• In theory, price comparison websites offer a great service: they help consumers compare prices for identical products.
  • But in reality, they are paid by a small selection of stores to display only their products.
  • At best they are a reasonable starting point for the online bargain hunter.

Price comparison websites allow users to easily compare the prices of identical products from multiple stores.

Their pitch to consumers is compelling: you get to compare thousands of products from multiple stores on a single website. But the reality of these sites are seldom as grand as they claim.

Price comparison websites cover a variety of industries including travel, insurance, and general products.

The most established product price comparison website in South Africa is PriceCheck, founded in 2006. According to the website, it is Africa’s largest “product and financial services platform”. This does not include Google’s price comparison offering, which launched in early 2017.

In recent years smaller players have also launched on the local market, including Kompare and ShopMania.
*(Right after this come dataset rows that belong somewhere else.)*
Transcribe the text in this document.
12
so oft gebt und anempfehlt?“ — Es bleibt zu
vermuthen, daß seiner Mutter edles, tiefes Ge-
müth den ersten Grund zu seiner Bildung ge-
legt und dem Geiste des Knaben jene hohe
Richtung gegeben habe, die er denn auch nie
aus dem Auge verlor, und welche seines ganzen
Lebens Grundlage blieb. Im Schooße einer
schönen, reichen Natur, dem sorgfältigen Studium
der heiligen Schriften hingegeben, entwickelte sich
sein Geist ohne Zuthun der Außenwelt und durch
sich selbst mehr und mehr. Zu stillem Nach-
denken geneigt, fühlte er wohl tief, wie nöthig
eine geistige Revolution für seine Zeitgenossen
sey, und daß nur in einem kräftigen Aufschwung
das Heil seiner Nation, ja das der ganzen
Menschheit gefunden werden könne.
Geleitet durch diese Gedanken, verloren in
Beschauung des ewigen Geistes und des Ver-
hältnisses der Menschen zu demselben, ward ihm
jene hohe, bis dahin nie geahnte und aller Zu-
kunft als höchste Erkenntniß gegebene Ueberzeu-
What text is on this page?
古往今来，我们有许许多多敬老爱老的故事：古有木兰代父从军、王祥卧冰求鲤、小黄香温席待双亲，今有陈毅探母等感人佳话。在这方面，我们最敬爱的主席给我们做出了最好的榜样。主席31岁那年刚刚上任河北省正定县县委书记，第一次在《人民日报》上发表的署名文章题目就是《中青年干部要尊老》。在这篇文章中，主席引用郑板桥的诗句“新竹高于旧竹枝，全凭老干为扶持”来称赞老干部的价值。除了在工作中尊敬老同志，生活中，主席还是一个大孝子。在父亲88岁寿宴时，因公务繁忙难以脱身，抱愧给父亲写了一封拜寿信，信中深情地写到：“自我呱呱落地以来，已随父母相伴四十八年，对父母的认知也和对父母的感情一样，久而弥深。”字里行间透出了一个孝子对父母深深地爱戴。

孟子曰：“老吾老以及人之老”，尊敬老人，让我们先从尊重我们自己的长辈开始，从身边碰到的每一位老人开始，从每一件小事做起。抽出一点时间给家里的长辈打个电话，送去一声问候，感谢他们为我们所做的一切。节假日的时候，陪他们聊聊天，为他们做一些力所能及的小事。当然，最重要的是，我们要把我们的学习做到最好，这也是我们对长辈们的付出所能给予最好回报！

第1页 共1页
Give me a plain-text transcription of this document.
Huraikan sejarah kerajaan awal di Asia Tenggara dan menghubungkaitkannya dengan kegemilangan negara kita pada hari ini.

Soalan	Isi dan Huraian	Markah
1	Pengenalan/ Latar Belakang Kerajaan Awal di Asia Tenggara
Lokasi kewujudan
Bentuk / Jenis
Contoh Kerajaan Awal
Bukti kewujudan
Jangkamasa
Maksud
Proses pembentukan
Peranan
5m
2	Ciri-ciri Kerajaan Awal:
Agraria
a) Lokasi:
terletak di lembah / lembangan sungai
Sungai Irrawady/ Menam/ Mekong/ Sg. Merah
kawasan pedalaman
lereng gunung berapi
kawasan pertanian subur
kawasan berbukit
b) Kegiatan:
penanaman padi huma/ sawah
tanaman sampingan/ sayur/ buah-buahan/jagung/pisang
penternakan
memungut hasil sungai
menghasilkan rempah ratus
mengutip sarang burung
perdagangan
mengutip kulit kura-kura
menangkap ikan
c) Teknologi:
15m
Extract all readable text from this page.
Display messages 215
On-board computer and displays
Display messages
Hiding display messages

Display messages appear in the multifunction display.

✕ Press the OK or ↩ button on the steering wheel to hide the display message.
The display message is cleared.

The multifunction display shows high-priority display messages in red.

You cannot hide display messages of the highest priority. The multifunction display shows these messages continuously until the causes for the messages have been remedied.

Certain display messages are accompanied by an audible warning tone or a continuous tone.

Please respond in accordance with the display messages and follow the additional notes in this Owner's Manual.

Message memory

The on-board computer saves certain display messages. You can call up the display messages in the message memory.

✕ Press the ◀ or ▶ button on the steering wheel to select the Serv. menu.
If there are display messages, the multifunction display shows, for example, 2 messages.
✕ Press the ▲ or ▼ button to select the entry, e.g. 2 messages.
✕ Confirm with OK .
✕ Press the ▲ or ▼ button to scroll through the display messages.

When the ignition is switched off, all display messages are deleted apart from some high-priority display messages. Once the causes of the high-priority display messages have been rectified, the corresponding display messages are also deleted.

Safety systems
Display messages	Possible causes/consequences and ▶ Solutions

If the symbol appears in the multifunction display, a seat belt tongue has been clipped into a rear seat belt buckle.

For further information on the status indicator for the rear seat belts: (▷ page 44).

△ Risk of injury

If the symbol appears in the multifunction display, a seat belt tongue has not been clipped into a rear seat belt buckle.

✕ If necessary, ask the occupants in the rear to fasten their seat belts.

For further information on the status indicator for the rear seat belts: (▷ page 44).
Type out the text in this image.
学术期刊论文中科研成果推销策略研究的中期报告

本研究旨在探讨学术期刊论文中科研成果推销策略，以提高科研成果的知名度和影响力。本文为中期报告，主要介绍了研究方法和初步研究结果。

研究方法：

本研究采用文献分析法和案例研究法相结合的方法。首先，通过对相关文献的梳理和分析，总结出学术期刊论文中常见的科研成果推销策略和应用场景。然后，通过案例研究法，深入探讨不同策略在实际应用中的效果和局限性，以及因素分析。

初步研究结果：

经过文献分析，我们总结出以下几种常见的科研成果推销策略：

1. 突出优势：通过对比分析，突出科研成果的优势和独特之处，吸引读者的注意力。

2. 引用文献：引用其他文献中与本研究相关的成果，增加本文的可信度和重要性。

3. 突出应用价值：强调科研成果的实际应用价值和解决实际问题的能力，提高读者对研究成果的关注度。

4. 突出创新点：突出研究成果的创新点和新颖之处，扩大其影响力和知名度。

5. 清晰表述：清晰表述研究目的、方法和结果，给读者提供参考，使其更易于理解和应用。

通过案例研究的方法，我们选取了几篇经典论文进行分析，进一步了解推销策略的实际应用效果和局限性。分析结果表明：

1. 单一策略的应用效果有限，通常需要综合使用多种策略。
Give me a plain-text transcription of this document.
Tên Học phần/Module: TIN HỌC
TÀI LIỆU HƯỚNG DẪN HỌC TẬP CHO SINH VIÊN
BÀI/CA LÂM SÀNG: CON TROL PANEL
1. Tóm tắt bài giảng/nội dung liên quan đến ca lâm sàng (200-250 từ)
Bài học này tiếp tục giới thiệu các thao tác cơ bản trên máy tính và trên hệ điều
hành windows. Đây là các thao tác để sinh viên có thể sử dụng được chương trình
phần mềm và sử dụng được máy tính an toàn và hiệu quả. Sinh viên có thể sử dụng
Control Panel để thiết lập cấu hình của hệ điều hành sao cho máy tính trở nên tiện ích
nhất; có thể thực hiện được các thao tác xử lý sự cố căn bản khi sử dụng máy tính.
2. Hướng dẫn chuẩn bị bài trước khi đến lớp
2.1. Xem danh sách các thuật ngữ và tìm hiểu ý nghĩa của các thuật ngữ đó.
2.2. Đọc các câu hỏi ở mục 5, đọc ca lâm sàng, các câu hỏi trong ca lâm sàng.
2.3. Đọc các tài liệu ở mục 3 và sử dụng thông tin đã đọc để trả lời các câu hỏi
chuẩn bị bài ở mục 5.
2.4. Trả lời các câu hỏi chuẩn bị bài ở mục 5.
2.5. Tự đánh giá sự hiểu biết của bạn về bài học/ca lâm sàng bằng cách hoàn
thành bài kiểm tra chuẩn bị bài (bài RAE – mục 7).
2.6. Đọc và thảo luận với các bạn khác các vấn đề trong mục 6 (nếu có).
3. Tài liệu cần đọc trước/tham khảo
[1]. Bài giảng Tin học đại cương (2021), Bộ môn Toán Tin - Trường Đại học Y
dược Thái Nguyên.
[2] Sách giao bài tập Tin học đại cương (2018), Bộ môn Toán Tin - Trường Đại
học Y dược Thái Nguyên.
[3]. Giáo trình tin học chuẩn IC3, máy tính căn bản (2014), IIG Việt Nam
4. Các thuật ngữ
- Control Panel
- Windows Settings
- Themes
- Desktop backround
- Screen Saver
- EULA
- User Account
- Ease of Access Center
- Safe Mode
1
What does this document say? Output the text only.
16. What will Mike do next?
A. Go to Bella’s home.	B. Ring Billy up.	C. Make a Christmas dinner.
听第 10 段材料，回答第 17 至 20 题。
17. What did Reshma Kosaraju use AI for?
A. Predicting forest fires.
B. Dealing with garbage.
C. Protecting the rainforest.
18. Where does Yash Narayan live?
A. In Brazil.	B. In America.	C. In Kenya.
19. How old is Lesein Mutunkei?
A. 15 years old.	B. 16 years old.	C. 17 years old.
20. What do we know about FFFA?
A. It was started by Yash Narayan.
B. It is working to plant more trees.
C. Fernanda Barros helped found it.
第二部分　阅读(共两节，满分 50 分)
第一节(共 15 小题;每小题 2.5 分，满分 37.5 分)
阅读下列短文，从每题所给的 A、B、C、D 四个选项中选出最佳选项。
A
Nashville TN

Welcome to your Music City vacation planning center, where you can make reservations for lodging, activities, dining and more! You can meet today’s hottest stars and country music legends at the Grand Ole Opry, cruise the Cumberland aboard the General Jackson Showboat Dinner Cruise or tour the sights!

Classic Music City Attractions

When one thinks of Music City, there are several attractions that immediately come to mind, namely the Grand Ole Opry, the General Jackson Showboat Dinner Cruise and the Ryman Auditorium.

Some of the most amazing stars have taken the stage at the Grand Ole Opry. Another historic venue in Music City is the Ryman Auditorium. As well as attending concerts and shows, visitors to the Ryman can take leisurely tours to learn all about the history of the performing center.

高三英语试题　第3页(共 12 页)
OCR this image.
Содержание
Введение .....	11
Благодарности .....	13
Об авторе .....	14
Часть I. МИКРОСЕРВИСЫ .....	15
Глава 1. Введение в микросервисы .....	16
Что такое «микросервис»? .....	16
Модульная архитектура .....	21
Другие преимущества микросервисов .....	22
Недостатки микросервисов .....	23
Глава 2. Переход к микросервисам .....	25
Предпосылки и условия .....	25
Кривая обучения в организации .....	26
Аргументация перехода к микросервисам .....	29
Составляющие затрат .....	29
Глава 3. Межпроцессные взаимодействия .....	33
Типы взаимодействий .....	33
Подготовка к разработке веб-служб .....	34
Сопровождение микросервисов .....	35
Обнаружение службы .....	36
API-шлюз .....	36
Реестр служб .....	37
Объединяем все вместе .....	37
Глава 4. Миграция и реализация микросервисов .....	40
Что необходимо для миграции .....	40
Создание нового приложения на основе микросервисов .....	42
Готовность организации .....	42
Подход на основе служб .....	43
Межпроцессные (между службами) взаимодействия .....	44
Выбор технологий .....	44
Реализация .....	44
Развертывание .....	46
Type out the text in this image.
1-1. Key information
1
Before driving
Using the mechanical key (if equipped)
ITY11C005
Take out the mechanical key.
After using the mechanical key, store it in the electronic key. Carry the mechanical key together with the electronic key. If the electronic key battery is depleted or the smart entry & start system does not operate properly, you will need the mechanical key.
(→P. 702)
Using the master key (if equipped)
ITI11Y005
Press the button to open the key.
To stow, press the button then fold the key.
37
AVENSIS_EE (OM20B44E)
In theory, price comparison websites offer a great service. Budget-conscious shoppers can find the best store, selling the product they want, at the lowest prices.

But many consumers are not aware that these product price comparison sites are not impartial sources of information.

Shops are the customers

Most price comparison websites make money by generating leads for online stores. In doing so, their customers are in fact the individual stores, not the consumer.

Google Shopping, by way of a disclaimer, makes this clear, perhaps in light of the European Commission’s record-setting €2.4 billion fine against the company for breaching antitrust regulations.

The disclaimer makes little effort to hide the fact that users are essentially browsing an advertising catalogue. It points out that Google is compensated by merchants whose products appear in the search results.

The search giant also highlights that results are manipulated to favour paying merchants. “Payment is one of several factors used to rank these results. By default, ranking on Google Shopping is based on a combination of advertiser bids and relevance, such as your current search terms and your activity.”

PriceCheck is less transparent about its business policies. The site’s About Us page makes no mention of how merchants appear on the site. Instead, it chooses to mention that  PriceCheck is “a platform that allows you to compare millions of products from thousands of stores”.

The 32nd question on PriceCheck’s Frequently Asked Questions page reveals more about its revenue model. “There is absolutely no cost involved in simply listing your products on PriceCheck, you only pay a fee for every click that directs a user to your website,” it reads.

In an interview with Fin24 in 2015, founder Kevin Tucker, who sold the business to Naspers in 2010, and later bought it back, admitted that the PriceCheck had room to grow its revenue from consumers.

In the interview he said they will “…push more leads through the system [to merchants] to make more money from what we currently do.”

Small pool of stores

This price comparison business model presents a problem to end users, particularly in a small online market like South Africa.

According to both PriceCheck and Google’s terms and conditions they only feature those merchants willing to pay for referrals.

Although a website like PriceCheck claims to be a “platform that allows you to compare millions of products from thousands of stores”, the user experience is markedly different.

Online shopping still occupies a small sector of the retail market in South Africa. There are only a handful of online retailers in the country, and an even smaller pool of those willing to pay for referrals from the price comparison website. As such, the end selection available on product comparison sites often features just two or three stores.

For example, a search for flagship cellphones on PriceCheck typically reveals offers from a maximum of four shops. With the exception of Takealot and BidorBuy, many of these stores appear to be small, niche online stores. None of the top search results feature any offers from brick and mortar retailers.

PriceCheck told Business Insider SA that the company’s goal has always been to showcase as many retailers as possible, although there are some who are not featured - many of which are retailers they refer to as the “old guard”. In a statement they said: “While we try and make sure that we can monetise all our listings, we realised this is not always possible and we will still showcase merchants that offer a benefit to our users.”

Responding to a question regarding the featuring of small, unknown retailers, PriceCheck said they offer a platform for “smaller, lesser-funded sellers to compete on a level playing field”. They also run a “Trusted Shop” programme for stores that meet their “trust criteria”.

The Kompare website fared even worse. A search for a similar bracket of cellphone turned up options from three stores, and no leading retailers.

Other items, such as this Canon digital camera, revealed offers from a greater number of stores, including the likes of better known businesses like Takealot, Loot, and Makro. In cases like these, the service is more compelling. Kompare had no products listed under its photography category.

What you need to know:

With a business model that drives more leads to featured online stores, rather than to showcase as many deals from as many of the country’s stores as possible, price comparison sites in South Africa will remain unreliable.

At best, they can be considered a reasonable starting point for the online bargain hunter. 

Business Insider SA is part of 24.com, which along with Takealot. is in the Naspers stable.